Studiomonitore für den kleinen Geldbeutel

Mit den LSR 308 stellt JBL nun seinen 8-Zoll Studiomonitor der unteren Preisklasse vor. Bei einem Einzelpreis von 269,- Euro dringt sie damit in ein mittlerweile hart umkämpftes Segment ein. Mal schauen, ob sie eine Empfehlung wert sind.

Die JBL LSR 308

Die JBL LSR 308

Hardware

Die aus MDF-Holz gefertigte Box besitzt eine Kunststofffront, auf der sich der 8-Zoll-Lautsprecher und der 1-Zoll Seidenmembran-Hochtöner befinden. Dabei ist der Waveguide (JBL nennt diese Eigenentwicklung ‚Image Control Waveguide‘ und hat die Technik aus einer teureren Linie übernommen) in die Front eingearbeitet.

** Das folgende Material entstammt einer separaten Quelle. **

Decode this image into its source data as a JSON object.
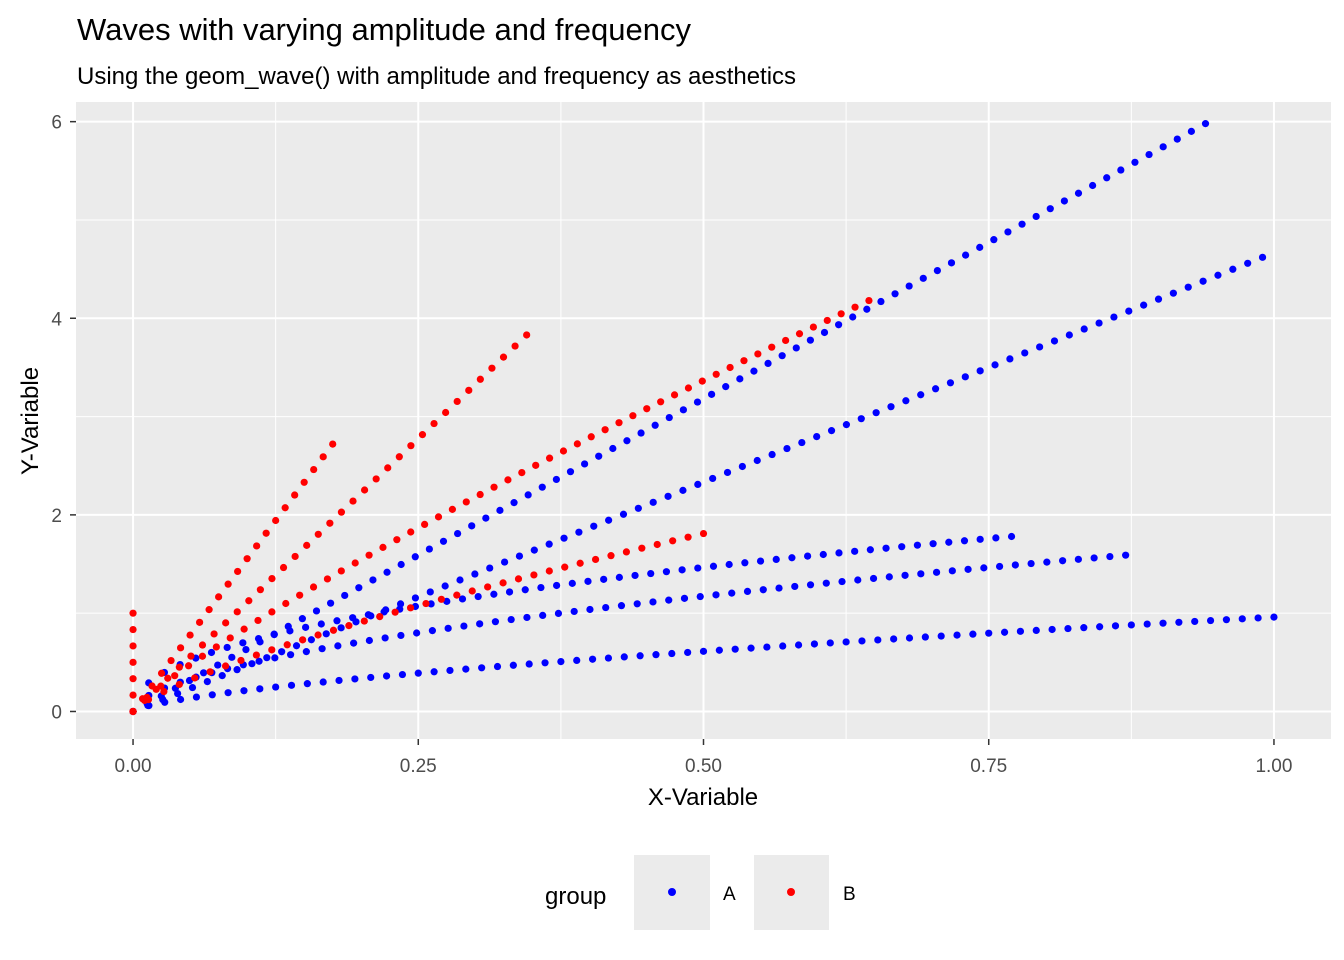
{
  "chart_data": {
    "type": "scatter",
    "title": "Waves with varying amplitude and frequency",
    "subtitle": "Using the geom_wave() with amplitude and frequency as aesthetics",
    "xlabel": "X-Variable",
    "ylabel": "Y-Variable",
    "xlim": [
      -0.05,
      1.05
    ],
    "ylim": [
      -0.28,
      6.2
    ],
    "x_ticks": [
      0.0,
      0.25,
      0.5,
      0.75,
      1.0
    ],
    "x_tick_labels": [
      "0.00",
      "0.25",
      "0.50",
      "0.75",
      "1.00"
    ],
    "y_ticks": [
      0,
      2,
      4,
      6
    ],
    "y_tick_labels": [
      "0",
      "2",
      "4",
      "6"
    ],
    "grid": true,
    "legend": {
      "title": "group",
      "position": "bottom",
      "entries": [
        {
          "label": "A",
          "color": "#0000ff"
        },
        {
          "label": "B",
          "color": "#ff0000"
        }
      ]
    },
    "series": [
      {
        "name": "A",
        "color": "#0000ff",
        "segments": [
          {
            "end": [
              0.94,
              5.98
            ],
            "curv": 0.0
          },
          {
            "end": [
              0.99,
              4.62
            ],
            "curv": 0.0
          },
          {
            "end": [
              0.77,
              1.78
            ],
            "curv": 0.55
          },
          {
            "end": [
              0.87,
              1.59
            ],
            "curv": 0.45
          },
          {
            "end": [
              1.0,
              0.96
            ],
            "curv": 0.35
          }
        ]
      },
      {
        "name": "B",
        "color": "#ff0000",
        "segments": [
          {
            "end": [
              0.175,
              2.72
            ],
            "curv": 0.0
          },
          {
            "end": [
              0.345,
              3.83
            ],
            "curv": 0.0
          },
          {
            "end": [
              0.645,
              4.18
            ],
            "curv": 0.15
          },
          {
            "end": [
              0.5,
              1.81
            ],
            "curv": 0.25
          },
          {
            "end": [
              0.0,
              1.0
            ],
            "curv": 0.0
          }
        ]
      }
    ]
  }
}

Eine Bassreflexöffnung ist auf der Rückseite eingelassen und sorgt für eine Erweiterung des Frequenzganges nach unten. Für eine Anwendung im Studio sollten die Boxen wie üblich in einem optimalen Abstand zu Ecken und Wänden aufgestellt sein. Wer die Boxen aus Platzgründen dennoch direkt in den Ecken seines Studios aufstellen muss, kann die kritischen Bass-Frequenzen auf der Rückseite um bis zu 2 dB absenken.

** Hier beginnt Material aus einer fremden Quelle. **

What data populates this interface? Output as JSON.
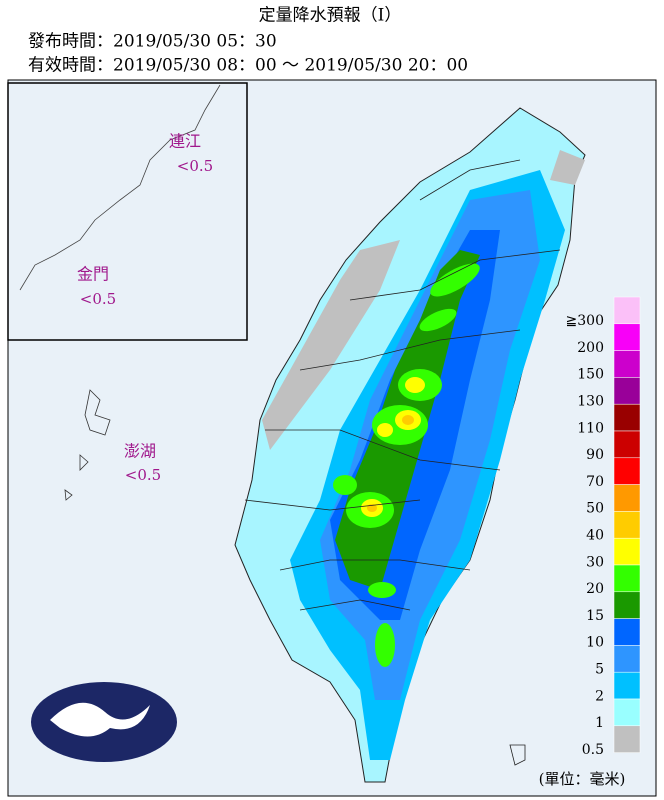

Als Verstärker arbeiten zwei Class-D Endstufen mit jeweils 56 Watt für Hoch- und Tieftöner. Es gibt auch eine Anpassung des Frequenzganges für Höhen ab 4,4 kHz und Bässe ab 115 Hz. Über einen kleinen Schiebeschalter kann man mit einem Shelving-Filter die Bereiche um 2 dB anheben oder absenken. Ein eingelassener Schiebeschalter passt die Boxen auf Homestudio- oder Prostudiopegel an (-10 dBV / +4 dBu). Ein gerastertes Poti ermöglicht dann die Feinabstimmung der Eingangsempfindlichkeit in 21 Stufen. Ebenfalls auf der Rückseite befindet sich der Netzschalter. Als Eingänge findet sich ein symmetrischer 6,3 mm Klinkeneingang und ein XLR-Eingang.